Ohio consumers who decide to file for bankruptcy protection may choose between Chapter 7 and Chapter 13 bankruptcy if they are eligible. While many people opt to file under Chapter 7, there are some situations in which Chapter 13 is a better option. A case decided in August shows that it is possible in some instances for debtors to file fee-only Chapter 13 plans, which are plans that pay for the attorney fees over the plan’s life while paying little towards the unsecured debt balances.
In the Kansas case, an elderly couple whose income consisted of Social Security retirement benefits totaling $3,461 per month filed for Chapter 13 bankruptcy protection. At the time that they filed, the couple had $2,100 in the bank. The couple owed $93,000 on their mortgage and also had credit card debts that exceeded $50,000. The couple proposed a plan through which they would pay $125 per month for attorney fees, the filing fee of $310, court costs of $360 and $480 earmarked for their unsecured creditors.

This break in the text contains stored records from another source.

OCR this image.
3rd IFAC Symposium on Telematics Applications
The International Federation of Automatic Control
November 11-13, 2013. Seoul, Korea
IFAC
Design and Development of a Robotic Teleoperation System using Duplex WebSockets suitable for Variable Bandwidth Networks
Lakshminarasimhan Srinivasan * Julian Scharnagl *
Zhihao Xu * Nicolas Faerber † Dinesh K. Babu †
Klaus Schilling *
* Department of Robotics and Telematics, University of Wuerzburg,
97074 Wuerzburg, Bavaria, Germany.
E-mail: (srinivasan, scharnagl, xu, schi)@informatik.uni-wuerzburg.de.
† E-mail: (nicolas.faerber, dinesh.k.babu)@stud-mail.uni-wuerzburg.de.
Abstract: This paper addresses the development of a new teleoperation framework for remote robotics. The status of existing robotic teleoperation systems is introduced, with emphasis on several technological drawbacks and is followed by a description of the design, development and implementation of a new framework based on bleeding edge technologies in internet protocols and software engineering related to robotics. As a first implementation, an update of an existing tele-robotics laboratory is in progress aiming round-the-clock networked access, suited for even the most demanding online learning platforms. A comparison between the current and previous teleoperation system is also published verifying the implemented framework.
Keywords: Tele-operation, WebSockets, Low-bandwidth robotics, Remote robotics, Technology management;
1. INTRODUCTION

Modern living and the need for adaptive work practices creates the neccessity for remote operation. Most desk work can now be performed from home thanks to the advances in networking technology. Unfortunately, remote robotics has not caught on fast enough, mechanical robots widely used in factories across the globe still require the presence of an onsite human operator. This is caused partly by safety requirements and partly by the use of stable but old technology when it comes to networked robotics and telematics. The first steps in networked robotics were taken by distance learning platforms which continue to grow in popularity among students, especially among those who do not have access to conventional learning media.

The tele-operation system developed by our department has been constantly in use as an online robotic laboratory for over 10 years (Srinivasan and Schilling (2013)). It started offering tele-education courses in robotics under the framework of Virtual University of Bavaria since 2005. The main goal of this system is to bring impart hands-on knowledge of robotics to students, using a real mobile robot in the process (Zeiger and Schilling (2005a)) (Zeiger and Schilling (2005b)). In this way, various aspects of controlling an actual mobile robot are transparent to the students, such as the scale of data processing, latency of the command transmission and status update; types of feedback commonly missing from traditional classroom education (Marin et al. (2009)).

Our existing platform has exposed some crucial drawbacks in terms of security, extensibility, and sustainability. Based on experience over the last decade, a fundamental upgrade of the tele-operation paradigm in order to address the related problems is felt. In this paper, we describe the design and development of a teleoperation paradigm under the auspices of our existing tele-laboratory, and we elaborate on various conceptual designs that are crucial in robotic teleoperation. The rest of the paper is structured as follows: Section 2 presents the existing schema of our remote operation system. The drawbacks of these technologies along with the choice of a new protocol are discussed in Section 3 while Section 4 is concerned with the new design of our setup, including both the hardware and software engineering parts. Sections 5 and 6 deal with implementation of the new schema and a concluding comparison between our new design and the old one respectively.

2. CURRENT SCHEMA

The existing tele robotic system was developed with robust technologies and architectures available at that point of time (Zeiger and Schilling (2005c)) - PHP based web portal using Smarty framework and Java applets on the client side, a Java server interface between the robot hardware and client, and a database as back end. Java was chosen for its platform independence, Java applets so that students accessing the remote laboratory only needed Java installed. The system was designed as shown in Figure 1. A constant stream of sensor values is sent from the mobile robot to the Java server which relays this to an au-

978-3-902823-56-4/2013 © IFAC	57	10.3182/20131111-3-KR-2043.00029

The trustee objected, but the court upheld the couple’s proposed plan. The court found that the plan was made in good faith and that the couple had special circumstances warranting its approval. Since the couple was judgment proof, the court found that the amount they proposed paying was more than they would otherwise have been obligated to pay.
Chapter 13 bankruptcy can help by allowing debtors to repay a portion of their debts through manageable payments. In the couple’s case, they were unable to afford the attorney’s upfront flat fee for Chapter 7. People who are interested in learning about whether or not a similar solution would work for them may want to consult with a bankruptcy attorney.